Campo Grande (MS), Segunda-feira, 02 de Março de 2026

Cidades / Segurança

Agressão em UPA de Campo Grande deixa enfermeiro com fratura no dedo

Episódio ocorreu na UPA Coronel Antonino após acompanhante se recusar a cumprir protocolo; sindicato cobra reforço na segurança

02/03/2026

09:30

CE

DA REDAÇÃO

Um episódio de violência registrado na noite de domingo (1º de março de 2026), na UPA Coronel Antonino, em Campo Grande, resultou na fratura de um dedo de um enfermeiro e em agressões contra outros quatro profissionais de enfermagem.

Segundo informações do Sindicato dos Trabalhadores em Enfermagem de Campo Grande (SINTE-PMCG), a ocorrência teve início durante o atendimento inicial de uma paciente. Conforme o protocolo da unidade, a equipe solicitou que o acompanhante se dirigisse à recepção para realizar o cadastro e formalizar a ficha de atendimento.

De acordo com o presidente do sindicato, Angelo (SINTE-PMCG), o homem teria se recusado a deixar a sala e, em seguida, agredido quatro técnicos e um enfermeiro, que sofreu fratura em um dos dedos.

“A equipe iniciou o atendimento e, como é procedimento padrão, solicitou que o acompanhante fosse até a recepção com os documentos da paciente para formalizar a ficha. Segundo relato dos profissionais, ele se recusou a sair e houve agressão”, informou o dirigente sindical.

Atendimento foi realizado, afirma sindicato

O sindicato ressaltou que não houve recusa de atendimento. Embora a paciente tenha acessado diretamente a chamada ala vermelha, destinada a casos de emergência, os profissionais prestaram os primeiros cuidados antes de solicitar a regularização do prontuário.

“O atendimento foi iniciado. A formalização da ficha é parte do procedimento necessário para continuidade do cuidado.
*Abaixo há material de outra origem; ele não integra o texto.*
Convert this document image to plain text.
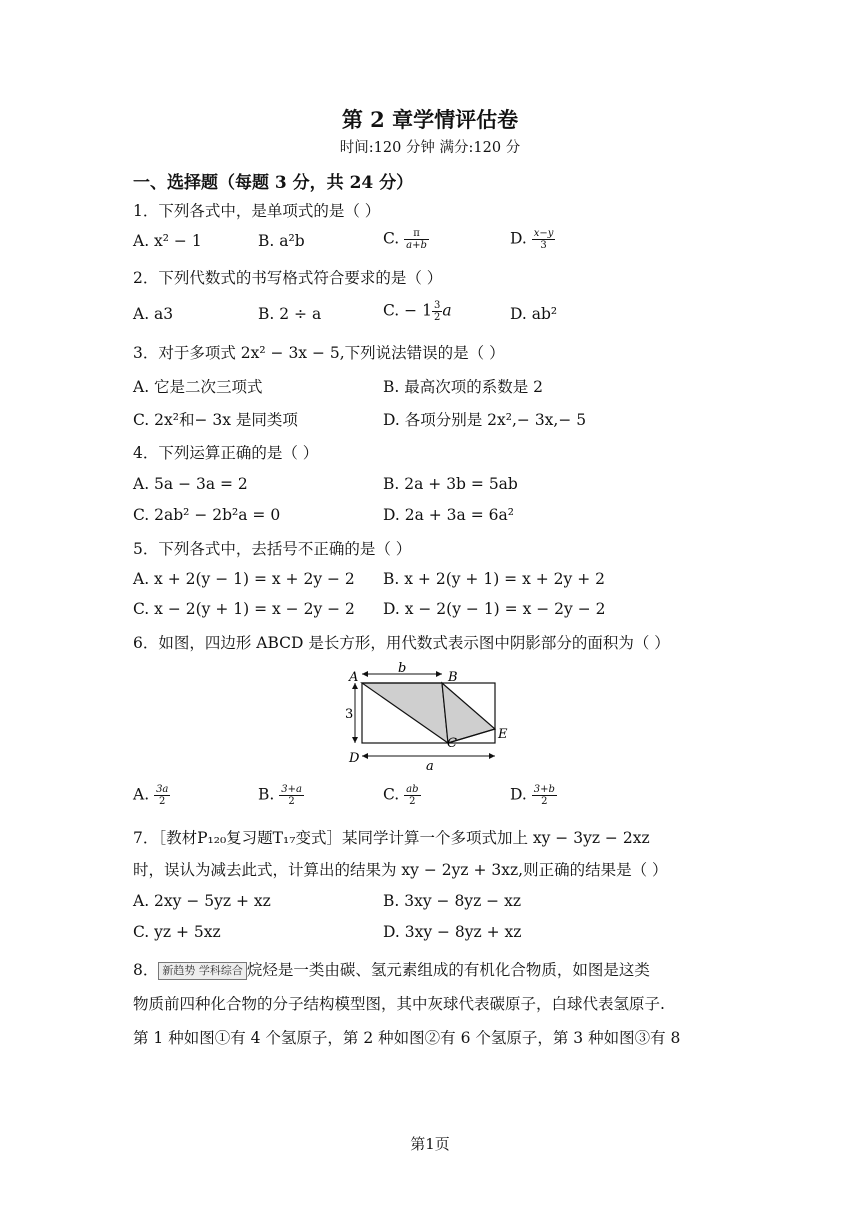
第 2 章学情评估卷
时间:120 分钟 满分:120 分
一、选择题（每题 3 分，共 24 分）
1．下列各式中，是单项式的是（ ）
A. x² − 1	B. a²b	C. $\frac{\pi}{a+b}$	D. $\frac{x-y}{3}$
2．下列代数式的书写格式符合要求的是（ ）
A. a3	B. 2 ÷ a	C. − $1 \frac{3}{2}$ a	D. ab²
3．对于多项式 2x² − 3x − 5,下列说法错误的是（ ）
A. 它是二次三项式	B. 最高次项的系数是 2
C. 2x²和− 3x 是同类项	D. 各项分别是 2x²,− 3x,− 5
4．下列运算正确的是（ ）
A. 5a − 3a = 2	B. 2a + 3b = 5ab
C. 2ab² − 2b²a = 0	D. 2a + 3a = 6a²
5．下列各式中，去括号不正确的是（ ）
A. x + 2(y − 1) = x + 2y − 2 B. x + 2(y + 1) = x + 2y + 2
C. x − 2(y + 1) = x − 2y − 2 D. x − 2(y − 1) = x − 2y − 2
6．如图，四边形 ABCD 是长方形，用代数式表示图中阴影部分的面积为（ ）
A	B
C
D
E
b
a
3
A. $\frac{3a}{2}$	B. $\frac{3+a}{2}$	C. $\frac{ab}{2}$	D. $\frac{3+b}{2}$
7．［教材P₁₂₀复习题T₁₇变式］某同学计算一个多项式加上 xy − 3yz − 2xz
时，误认为减去此式，计算出的结果为 xy − 2yz + 3xz,则正确的结果是（ ）
A. 2xy − 5yz + xz	B. 3xy − 8yz − xz
C. yz + 5xz	D. 3xy − 8yz + xz
8． 新趋势 学科综合 烷烃是一类由碳、氢元素组成的有机化合物质，如图是这类
物质前四种化合物的分子结构模型图，其中灰球代表碳原子，白球代表氢原子.
第 1 种如图①有 4 个氢原子，第 2 种如图②有 6 个氢原子，第 3 种如图③有 8
第1页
Se o paciente entra pela ala vermelha, entende-se como emergência, e o atendimento é prestado”, explicou Angelo.

Estrutura da unidade é alvo de críticas

A entidade aponta que a estrutura física da UPA facilita o acesso irrestrito à área interna, inclusive à ala de emergência, o que, segundo o sindicato, compromete a segurança de trabalhadores e pacientes.

De acordo com o SINTE-PMCG, já foram realizadas tentativas formais de diálogo com a gestão municipal para implantação de mecanismos de controle de acesso. A entidade afirma ter acionado o Ministério Público do Trabalho (MPT-MS), buscado interlocução com o Ministério Público Estadual e se reunido com a Secretaria Especial de Segurança e Defesa Social (SESDES).

Entre as propostas apresentadas estaria a adoção de um sistema de barreiras semelhante ao utilizado no Hospital Regional de Mato Grosso do Sul, onde o acesso é controlado e há limitação de entradas.

“O município informa que a responsabilidade é da Guarda Civil Metropolitana, mas há déficit de efetivo. As unidades possuem múltiplos acessos, o que amplia o risco”, declarou o presidente do sindicato.

Posicionamento da Sesau

Em nota, a Secretaria Municipal de Saúde (Sesau) repudiou o episódio e informou que os profissionais receberam atendimento médico e suporte institucional.

“A Secretaria Municipal de Saúde manifesta total repúdio ao grave episódio de violência ocorrido na UPA Coronel Antonino. A ocorrência foi prontamente controlada com o acionamento da Guarda Civil Municipal e da Polícia Militar. Os profissionais envolvidos receberam acolhimento institucional, atendimento médico e acompanhamento da gestão, com suporte da Saúde do Trabalhador”, informou a pasta.

O caso reacende o debate sobre condições de segurança nas unidades de saúde da Capital e sobre a necessidade de protocolos estruturais para prevenção de novos episódios de violência contra profissionais da área.